Этот разговор произошел в начале марта. Через неделю президент отправился на Кавказ. Проведя там с месяц, он почувствовал себя так, словно никакой хвори и не бывало. Каныш Имантаевич решил вернуться домой через Москву, чтобы мимоходом обсудить в столице неотложные дела. Однажды после ужина в гостинице он почувствовал режущую боль в желудке. Всю ночь академик не мог уснуть. На следующий день вновь пришлось обратиться к врачу. В больнице, куда его положили на обследование, через несколько дней состоялся консилиум, который постановил: необходима срочная операция.
— Дайте подумать, — сказал академик, — посоветоваться с семьей.
Вернувшись в гостиницу, он позвонил в Алма-Ату, на квартиру младшей дочери.
— Меиз, без тебя мне сейчас, видно, не обойтись. Отпросись с работы и побыстрее приезжай в Москву.
— Что случилось, папа?
— Ничего серьезного, балам29... Что я слышу — ты хнычешь? Я считал тебя взрослым, самостоятельным человеком!.. Мама не должна знать, что я тебя вызываю. Скажи, что едешь в командировку...
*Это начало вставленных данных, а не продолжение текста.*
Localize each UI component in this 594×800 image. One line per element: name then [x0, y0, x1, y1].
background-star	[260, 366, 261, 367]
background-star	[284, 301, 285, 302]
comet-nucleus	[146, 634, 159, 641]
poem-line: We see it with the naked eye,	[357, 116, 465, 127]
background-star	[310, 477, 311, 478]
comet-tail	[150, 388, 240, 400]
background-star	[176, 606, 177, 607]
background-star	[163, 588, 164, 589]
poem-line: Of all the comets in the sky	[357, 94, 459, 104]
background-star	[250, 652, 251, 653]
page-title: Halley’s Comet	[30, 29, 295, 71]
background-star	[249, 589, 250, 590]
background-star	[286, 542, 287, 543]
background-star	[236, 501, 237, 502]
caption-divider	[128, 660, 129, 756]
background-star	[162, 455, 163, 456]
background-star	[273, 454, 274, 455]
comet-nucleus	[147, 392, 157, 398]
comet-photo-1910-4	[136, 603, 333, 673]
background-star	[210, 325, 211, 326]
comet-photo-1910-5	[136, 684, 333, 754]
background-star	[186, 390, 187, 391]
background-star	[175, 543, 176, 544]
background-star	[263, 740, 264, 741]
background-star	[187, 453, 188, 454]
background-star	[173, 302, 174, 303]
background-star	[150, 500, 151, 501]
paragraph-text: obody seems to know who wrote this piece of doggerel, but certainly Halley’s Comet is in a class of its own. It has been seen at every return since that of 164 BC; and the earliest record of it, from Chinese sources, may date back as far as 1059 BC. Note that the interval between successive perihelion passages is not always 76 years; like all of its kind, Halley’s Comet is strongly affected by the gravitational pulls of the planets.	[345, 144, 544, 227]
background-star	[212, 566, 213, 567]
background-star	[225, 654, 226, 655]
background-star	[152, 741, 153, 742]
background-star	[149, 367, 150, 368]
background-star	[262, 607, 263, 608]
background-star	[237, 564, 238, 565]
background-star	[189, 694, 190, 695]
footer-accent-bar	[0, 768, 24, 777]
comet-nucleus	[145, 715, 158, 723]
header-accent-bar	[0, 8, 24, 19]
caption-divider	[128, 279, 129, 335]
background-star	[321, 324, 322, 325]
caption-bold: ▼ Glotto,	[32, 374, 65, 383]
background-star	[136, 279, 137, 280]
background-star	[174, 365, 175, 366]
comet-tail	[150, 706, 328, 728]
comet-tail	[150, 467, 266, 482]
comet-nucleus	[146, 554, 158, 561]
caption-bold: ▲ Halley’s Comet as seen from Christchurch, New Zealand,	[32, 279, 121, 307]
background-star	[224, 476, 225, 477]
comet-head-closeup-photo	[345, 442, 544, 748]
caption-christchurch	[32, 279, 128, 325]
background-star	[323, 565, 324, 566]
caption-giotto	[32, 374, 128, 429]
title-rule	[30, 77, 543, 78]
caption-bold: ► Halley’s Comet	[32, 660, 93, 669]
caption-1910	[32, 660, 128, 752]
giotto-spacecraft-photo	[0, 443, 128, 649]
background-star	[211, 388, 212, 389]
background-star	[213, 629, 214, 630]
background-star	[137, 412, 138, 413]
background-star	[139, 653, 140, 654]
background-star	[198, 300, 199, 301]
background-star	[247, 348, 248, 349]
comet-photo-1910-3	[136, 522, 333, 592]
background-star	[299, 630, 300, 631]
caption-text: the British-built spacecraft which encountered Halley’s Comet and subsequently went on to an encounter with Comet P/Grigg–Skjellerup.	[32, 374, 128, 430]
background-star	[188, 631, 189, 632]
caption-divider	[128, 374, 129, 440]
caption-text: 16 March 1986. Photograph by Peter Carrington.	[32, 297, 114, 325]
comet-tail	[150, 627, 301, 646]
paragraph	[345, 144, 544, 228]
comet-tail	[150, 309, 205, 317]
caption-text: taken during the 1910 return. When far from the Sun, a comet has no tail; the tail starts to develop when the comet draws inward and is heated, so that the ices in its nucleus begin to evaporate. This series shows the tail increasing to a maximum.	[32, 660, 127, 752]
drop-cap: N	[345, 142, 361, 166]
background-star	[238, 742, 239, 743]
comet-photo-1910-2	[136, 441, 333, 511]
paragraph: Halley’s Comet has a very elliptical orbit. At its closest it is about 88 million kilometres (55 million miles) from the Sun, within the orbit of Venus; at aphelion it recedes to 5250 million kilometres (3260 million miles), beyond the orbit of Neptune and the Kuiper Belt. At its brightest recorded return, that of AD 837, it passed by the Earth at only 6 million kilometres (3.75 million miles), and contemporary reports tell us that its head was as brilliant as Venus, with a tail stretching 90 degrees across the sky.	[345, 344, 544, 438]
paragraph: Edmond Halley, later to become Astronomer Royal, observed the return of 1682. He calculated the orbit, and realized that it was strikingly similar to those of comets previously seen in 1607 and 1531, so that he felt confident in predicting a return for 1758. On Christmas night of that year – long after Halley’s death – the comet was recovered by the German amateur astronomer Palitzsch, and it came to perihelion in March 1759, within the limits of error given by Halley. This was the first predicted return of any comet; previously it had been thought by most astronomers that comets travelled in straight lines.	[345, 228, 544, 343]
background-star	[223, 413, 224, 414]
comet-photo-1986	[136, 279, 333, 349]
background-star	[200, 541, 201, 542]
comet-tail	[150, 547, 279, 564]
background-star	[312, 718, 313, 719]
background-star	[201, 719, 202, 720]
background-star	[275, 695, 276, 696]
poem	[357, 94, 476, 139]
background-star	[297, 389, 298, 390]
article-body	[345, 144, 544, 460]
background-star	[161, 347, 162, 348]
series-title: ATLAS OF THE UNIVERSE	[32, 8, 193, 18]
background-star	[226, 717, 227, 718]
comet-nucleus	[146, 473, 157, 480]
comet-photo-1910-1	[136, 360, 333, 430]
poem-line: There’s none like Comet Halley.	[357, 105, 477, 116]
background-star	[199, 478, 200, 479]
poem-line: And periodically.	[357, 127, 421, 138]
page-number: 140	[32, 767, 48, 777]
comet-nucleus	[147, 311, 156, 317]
В столице Каныш Имантаевич постоянно останавливался в гостинице «Москва». В первое время он занимал трехкомнатный люкс на третьем этаже. Меиз в те годы еще училась в школе, иногда во время каникул отец брал ее с собой. Однажды, когда она уже была студенткой геологоразведочного факультета, они с отцом в очередной раз приехали в Москву. Обжитый ими люкс оказался занят. Знакомый администратор гостиницы предложил им день-два пожить на десятом этаже в однокомнатном номере. Им понравилось здесь — просторно, светло, уютно, а самое главное, тихо, сюда не доносился уличный шум, как на нижних этажах. А вид какой! Вся Москва словно на ладони: Манежная площадь, Кремль, университет, Мавзолей... Им так пришелся по душе этот номер, что и в следующие приезды Каныш Имантаевич стал останавливаться только в нем, даже звонил заранее, чтобы заполучить его. Вот и в этот приезд академик поселился в привычном 1052-м.
При входе в гостиницу Меиз встретила знакомых алма-атинских докторов — хирурга и онколога; это еще больше встревожило ее. Может, и они вызваны отцом? Значит, дело слишком серьезное...
— Папа, что это значит? — с дрожью в голосе проговорила она, едва войдя в номер.
С Меиз отец всегда бывал откровенен. Делился иной раз такими мыслями, в которые не посвящал даже жену. Они оберегали легкоранимую Таисию Алексеевну от волнений. Вот и теперь он вызвал из всего многочисленного семейства одну Меиз.
— Я сам ничего толком не знаю, балам, — начал академик, глядя прямо в глаза дочери. — Завтра поедем на прием к знаменитому хирургу Александру Александровичу Вишневскому. Он собирает из-за меня консилиум, будут все здешние светила медицины. А я пригласил туда алмаатинцев, которые давно уже лечат меня... И ты должна быть там.
Меиз отвернулась, чтобы отец не увидел выступившие слезы.
Мнения врачей на консилиуме разделились. Одни ратовали за немедленное хирургическое вмешательство, другие, сославшись на слишком высокое артериальное давление больного, возражали против операции и предлагали лечение радиоактивными лучами. Только в одном они были едины: прогрессирующая опухоль.